Langit Mendung di Gudang Bulog, dan Sebuah Cerita Tentang Perjalanan
Sore itu, di kawasan Gudang Bulog, Benteng Atas (Bentas), Ambon, langit terlihat kelabu. Suasana yang pas untuk bercengkerama.
Di depan saya duduk Muhammad Asy’ari, seorang musisi asal Ambon yang kini dikenal dengan nama Muria Mardika. Enam tahun berlalu sejak terakhir kali kami bertukar cerita. Banyak yang berubah sejak saat itu.
Ari, begitu saya dulu memanggilnya adalah sosok yang selalu punya pandangan menarik tentang hidup. Dulu, ia dikenal sebagai Sombanusa, dengan karya-karya yang sering menggunakan bahasa Tana, bahasa asli Maluku. Kini, dengan nama baru dan arah baru, ia membawa kisah yang lebih dalam, lebih personal, dan tentu saja penuh makna.
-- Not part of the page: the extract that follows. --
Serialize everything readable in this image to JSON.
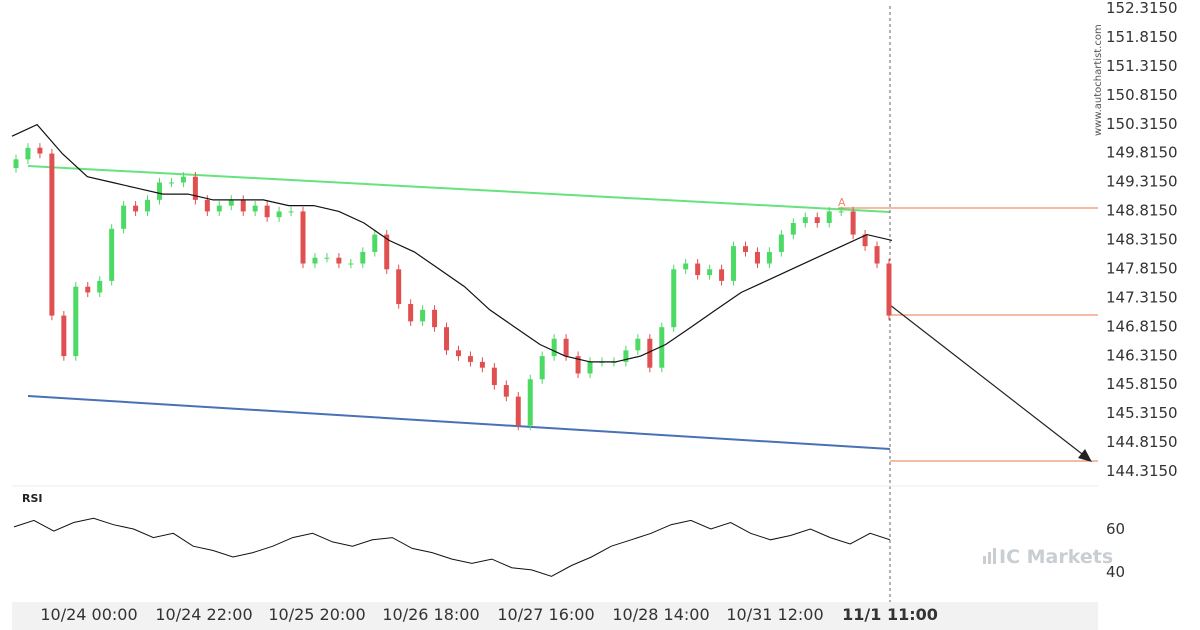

Awal Perjalanan: Dari Sombanusa ke Muria Mardika
Nama Muria Mardika muncul di tahun 2021, saat Ari memutuskan untuk keluar dari masa hiatus. Tapi cerita musiknya sudah dimulai jauh sebelum itu, tepatnya sejak masa SMA.
“Dulu pas SMP, saya dengar lagu-lagu hiphop, mulai bikin lagu sendiri pas SMA,” katanya.
“Sombanusa itu sebenarnya project nggak sengaja. Waktu itu ada perampasan lahan di Kulonprogo, saya aktif dengan warga di sana. Pas festival, nggak ada penampil, akhirnya saya coba nyanyi untuk memberikan semangat ke mereka,” sambungnya.
Saat itu, lagu-lagu yang ia ciptakan menjadi semacam penyambung suara masyarakat. Salah satunya adalah lagu tentang Kulonprogo, yang diterima dengan baik.
“Teman-teman di gerakan yang bikin Sombanusa dikenal. Mereka posting lagu saya, dan akhirnya kami manggung di titik-titik konflik agraria seperti Tamansari dan Bekasi,” tuturnya.
Namun, semakin dikenal, Ari merasa tidak enak sebab ada munculnya beberapa kabar.
“Saya nggak mau kelihatan seperti terlalu terlibat di gerakan ini-itu. Saya takut malah blunder dan merusak perjuangan warga,” jelasnya. Akhirnya, ia memutuskan untuk hiatus, menjauh sejenak dari semua hiruk-pikuk tersebut.